There’s a reason for this. As bizarre as McGowan’s Sunday speech was, it’s hard to fault her for seeing conspiracies of self-enriching snakes wherever she looks. Weinstein did donate to Democrats, who worried about protecting their own reputations when his abuses became public. Hollywood has made a business of systematically exploiting female sexuality. And McGowan herself was the target of an elaborate network of international spies, secret recordings, and false identities marshaled to gather information on her and attempt to discredit her before she accused Weinstein of rape. Powerful people have paid a lot of money—and made a lot of money—in the process of McGowan’s abuse, and she spent years trying to untangle the web of lies they constructed around her.

All of this makes her situation more compelling and more concerning. Her charisma lends seeming credibility to her broad allegations and platitudes, but she appears unable to tell a full story from beginning to end without drifting off on tangents, such that listeners must piece together her snippets and non sequiturs themselves. It can be hard to take her hyperbole seriously. “Why not put a stake in the heart of evil?” she asked listeners at Sunday’s event, asking them to vote for Elder. “Because that’s what this really is. This is good, and this is evil.”

It’s impossible to tell whether any actual political beliefs are directing her political activism, and if so, what they are. “Vote Larry Elder—because why? Why the fuck not? What have you got to lose?” she said on The Rubin Report. Her closing argument at Elder’s press conference was that the candidate is “someone who cares passionately, even though you may disagree with him on some points.” McGowan seems more driven by her personal grudges against specific Democrats than by any real understanding of which politicians are doing the most lying and stepping the hardest on the little guy’s neck. (Did she think electing Larry Elder, who claimed to have detected voter fraud in the recall election before it even happened, would strike a blow for truth?) Republicans are the ones peddling secret-cabal theories and the rhetoric of mass conspiracies these days, and since that’s where her tendencies lean, it’s no surprise that she’s fallen in with that crowd.

And she fits right in. “They’re scary. These are operators,” she said of Weinstein’s lawyers on The Rubin Report. “They’re tied into SKD Knickerbocker. They’re tied into Clinton. They’re tied into Nancy Pelosi. This is all backdoor bullshit for their gain. And we’re tired of it. We’re suffering. People are dying. Not just because of stupid-ass COVID, but because their fucking system is fucking killing us. And I’ve had it. And I think a lot of us have.”

Whose system is killing whom, exactly? She brushes off COVID-19, though that is the thing that is rapidly killing the most people right now, largely due to one particular political party’s enthusiastic opposition to every public-health measure that could stop the spread of the disease.
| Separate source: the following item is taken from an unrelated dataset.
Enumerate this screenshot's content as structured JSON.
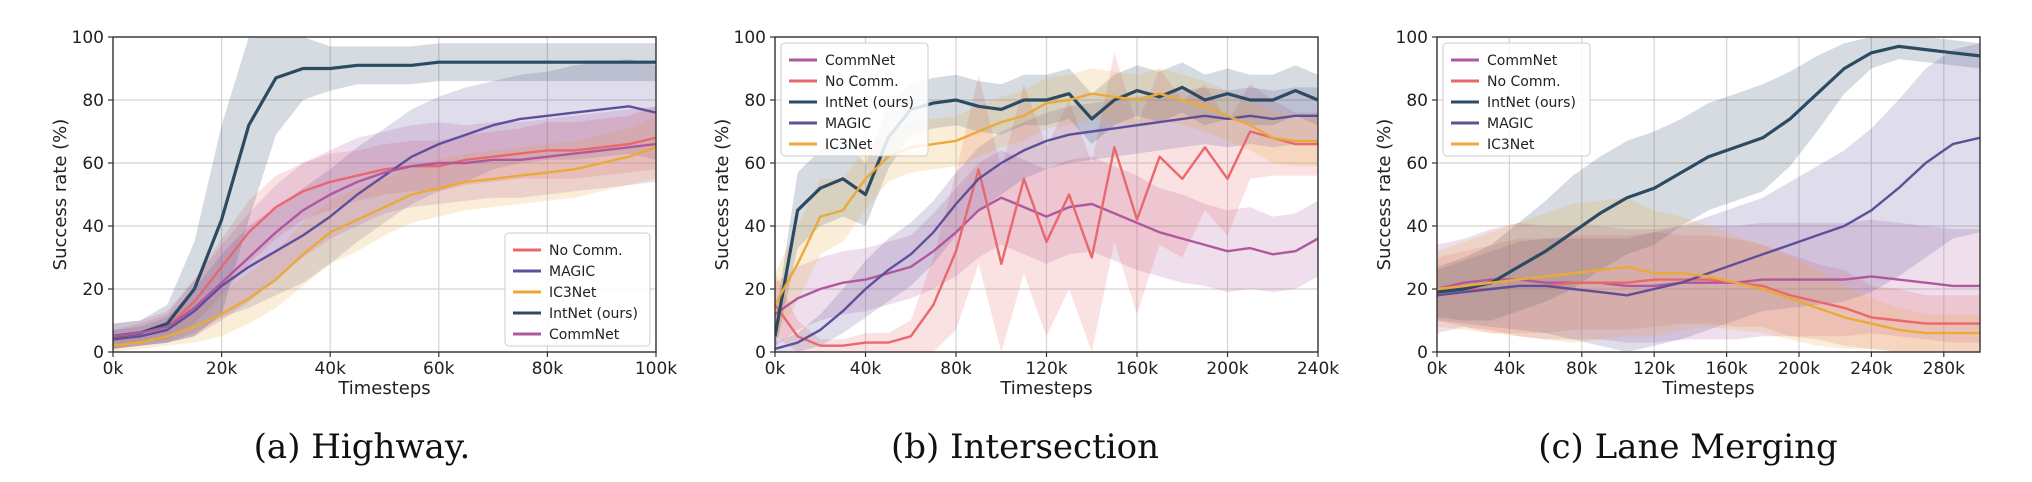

But therein lies the allure of conservative conspiracy-mongering: It’s untethered to fact and scale, such that widespread, systemic harm can be ignored while lesser, isolated wrongdoings or wholly fabricated schemes can form the basis of an entire retributive political worldview. The Republican Party is well-equipped to subsume any and all personal grievances into its architecture of blame, especially if it means using the corrupt behavior of one Democrat to make the actual party of grift look like the lesser of two evils. Both Larry Elder and Dave Rubin looked painfully uncomfortable during their appearances with McGowan, fully aware that she was an imperfect messenger for the attacks on Newsom and had no clear political message. They were happy to use her for their own ends anyway.